Look at all the new space! We gained 17mm from the new Koyo radiator and 70mm from the Spal fan for a total of about 87mm. That is just about 3.5 inches of newfound space.
The new space up front just freed up a lot of important space in front of the engine, especially around the oil filter. This is going to be a congested area where we have the turbocharger compressor inlet tube snaking through along with the remote oil filter adapter and oil lines bending around.
Angling the intercooler upwards at the front allows for air coming off the radiator to naturally flow underneath. I was planning on an air diverter plate to force the radiator air downward anyways, so I’m thinking this will be the rough orientation of the intercooler.
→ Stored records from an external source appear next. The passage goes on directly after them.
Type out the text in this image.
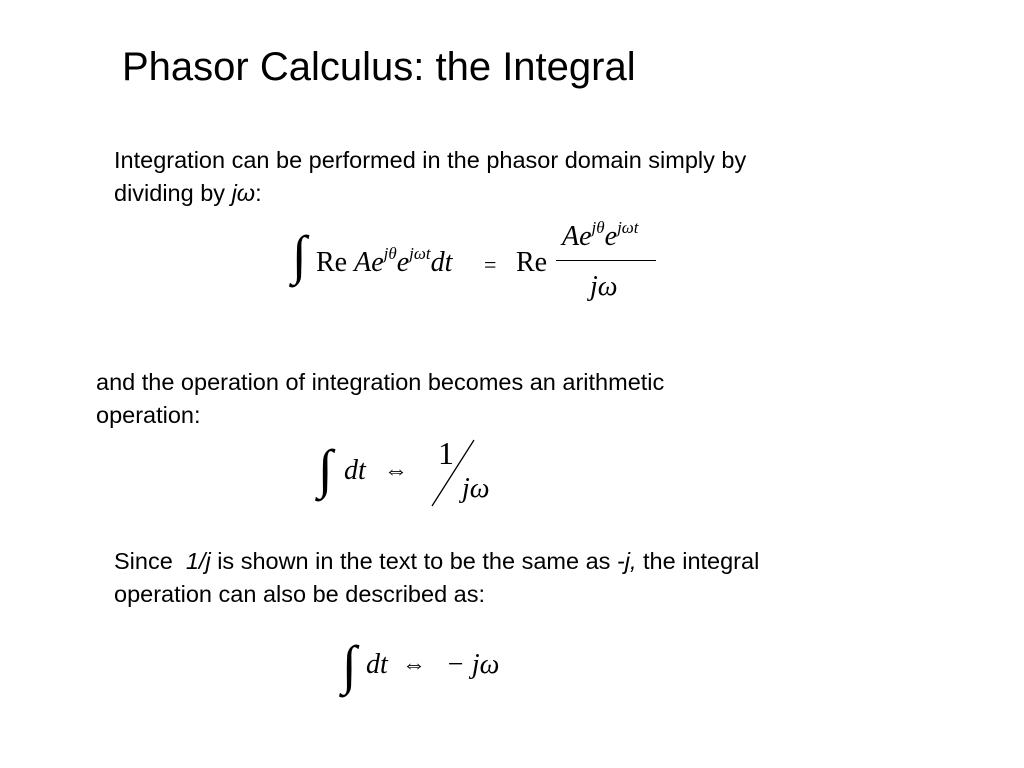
Phasor Calculus: the Integral
Integration can be performed in the phasor domain simply by
dividing by jω:
∫ Re $Ae^{j\theta}e^{j\omega t}dt = Re$
$Ae^{j\theta}e^{j\omega t}$
jω
and the operation of integration becomes an arithmetic
operation:
∫ dt ⇔ 1
jω
Since  1/j is shown in the text to be the same as -j, the integral
operation can also be described as:
∫ dt ⇔ − jω
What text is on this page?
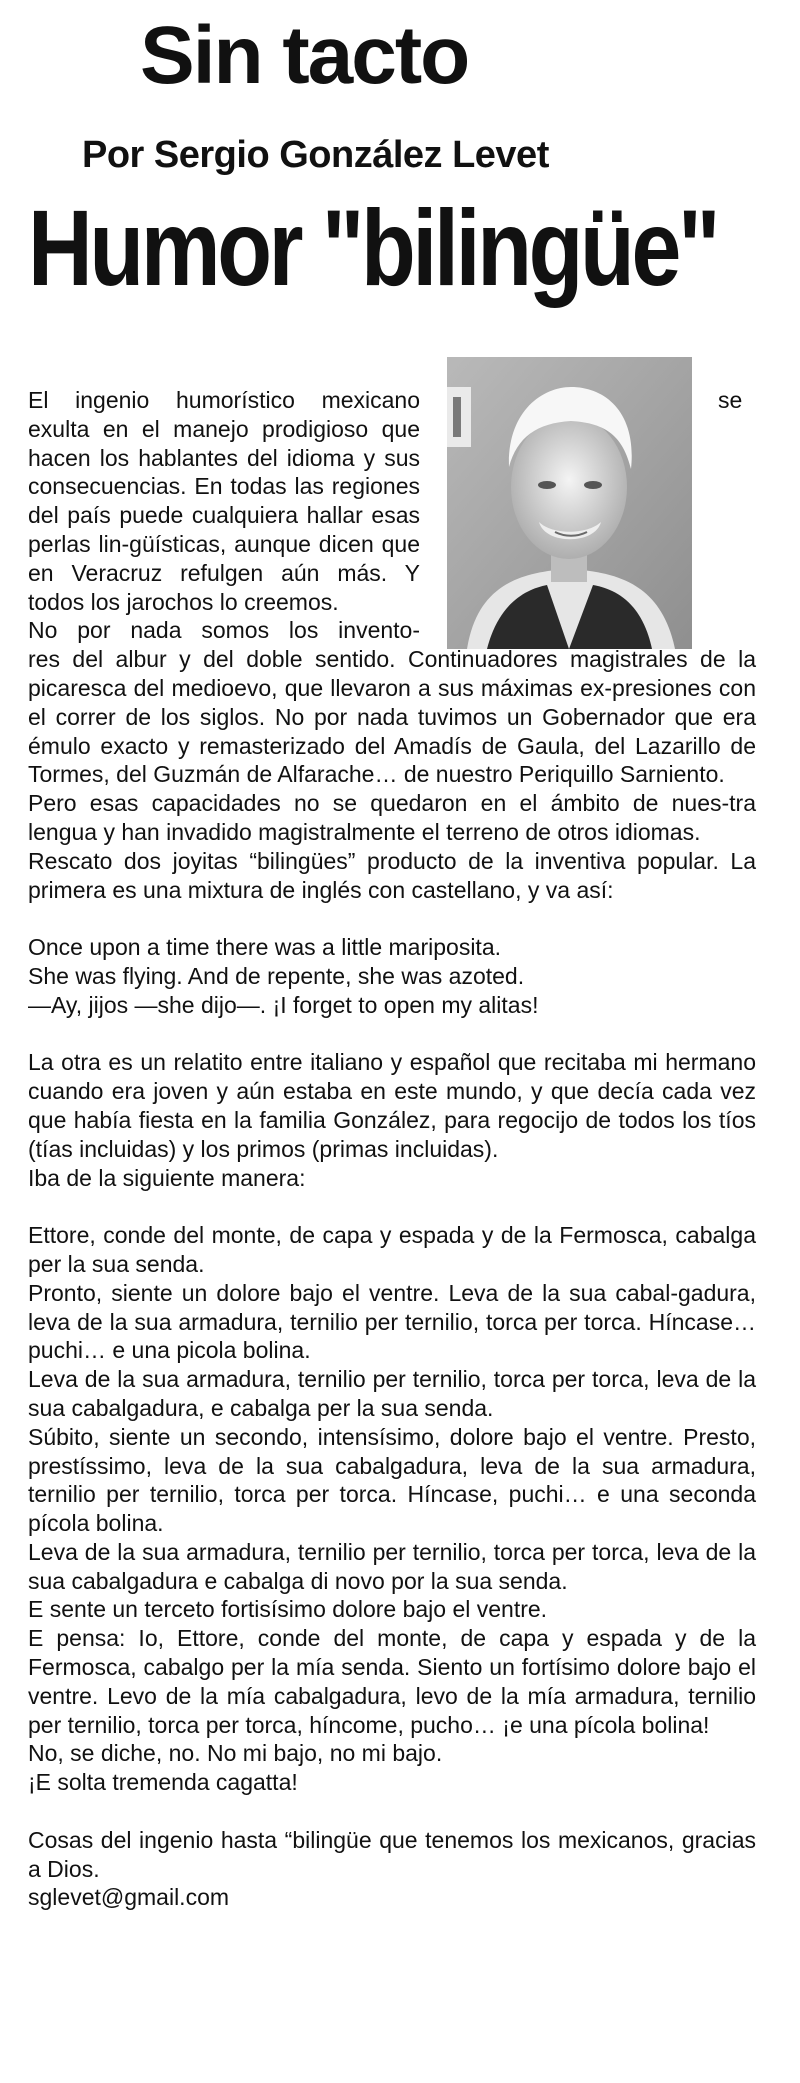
Sin tacto
Por Sergio González Levet
Humor "bilingüe"
El ingenio humorístico mexicano	se

exulta en el manejo prodigioso que hacen los hablantes del idioma y sus consecuencias. En todas las regiones del país puede cualquiera hallar esas perlas lin-güísticas, aunque dicen que en Veracruz refulgen aún más. Y todos los jarochos lo creemos.

No por nada somos los invento-

res del albur y del doble sentido. Continuadores magistrales de la picaresca del medioevo, que llevaron a sus máximas ex-presiones con el correr de los siglos. No por nada tuvimos un Gobernador que era émulo exacto y remasterizado del Amadís de Gaula, del Lazarillo de Tormes, del Guzmán de Alfarache… de nuestro Periquillo Sarniento.

Pero esas capacidades no se quedaron en el ámbito de nues-tra lengua y han invadido magistralmente el terreno de otros idiomas.

Rescato dos joyitas “bilingües” producto de la inventiva popular. La primera es una mixtura de inglés con castellano, y va así:

Once upon a time there was a little mariposita.

She was flying. And de repente, she was azoted.

—Ay, jijos —she dijo—. ¡I forget to open my alitas!

La otra es un relatito entre italiano y español que recitaba mi hermano cuando era joven y aún estaba en este mundo, y que decía cada vez que había fiesta en la familia González, para regocijo de todos los tíos (tías incluidas) y los primos (primas incluidas).

Iba de la siguiente manera:

Ettore, conde del monte, de capa y espada y de la Fermosca, cabalga per la sua senda.

Pronto, siente un dolore bajo el ventre. Leva de la sua cabal-gadura, leva de la sua armadura, ternilio per ternilio, torca per torca. Híncase… puchi… e una picola bolina.

Leva de la sua armadura, ternilio per ternilio, torca per torca, leva de la sua cabalgadura, e cabalga per la sua senda.

Súbito, siente un secondo, intensísimo, dolore bajo el ventre. Presto, prestíssimo, leva de la sua cabalgadura, leva de la sua armadura, ternilio per ternilio, torca per torca. Híncase, puchi… e una seconda pícola bolina.

Leva de la sua armadura, ternilio per ternilio, torca per torca, leva de la sua cabalgadura e cabalga di novo por la sua senda.

E sente un terceto fortisísimo dolore bajo el ventre.

E pensa: Io, Ettore, conde del monte, de capa y espada y de la Fermosca, cabalgo per la mía senda. Siento un fortísimo dolore bajo el ventre. Levo de la mía cabalgadura, levo de la mía armadura, ternilio per ternilio, torca per torca, híncome, pucho… ¡e una pícola bolina!

No, se diche, no. No mi bajo, no mi bajo.

¡E solta tremenda cagatta!

Cosas del ingenio hasta “bilingüe que tenemos los mexicanos, gracias a Dios.

sglevet@gmail.com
If you can visualize in your head, a tube will go from the compressor outlet of the turbocharger underneath the engine bay cross member the intercooler is resting on, and then up to the 2-inch diameter hose barb of the intercooler. We’ll probably end up cutting off that barb and welding on a 90-degree elbow.
While testing the Spal fan, it blew out the 20A fuse for the stock fan even though the Spal is rated at 13A current draw. My guess is the initial startup of the fan has a big current in-rush that is blowing the fuse. I swapped in a 30A fuse as I read that’s what the PTuning kit does and the fan works no problem now. The wire gauge of the Spal fan is no bigger than the stock Honda fan and I am sure it’s just the initial fan start-up current in-rush that was blowing the 20A fuse, so no worries in my mind.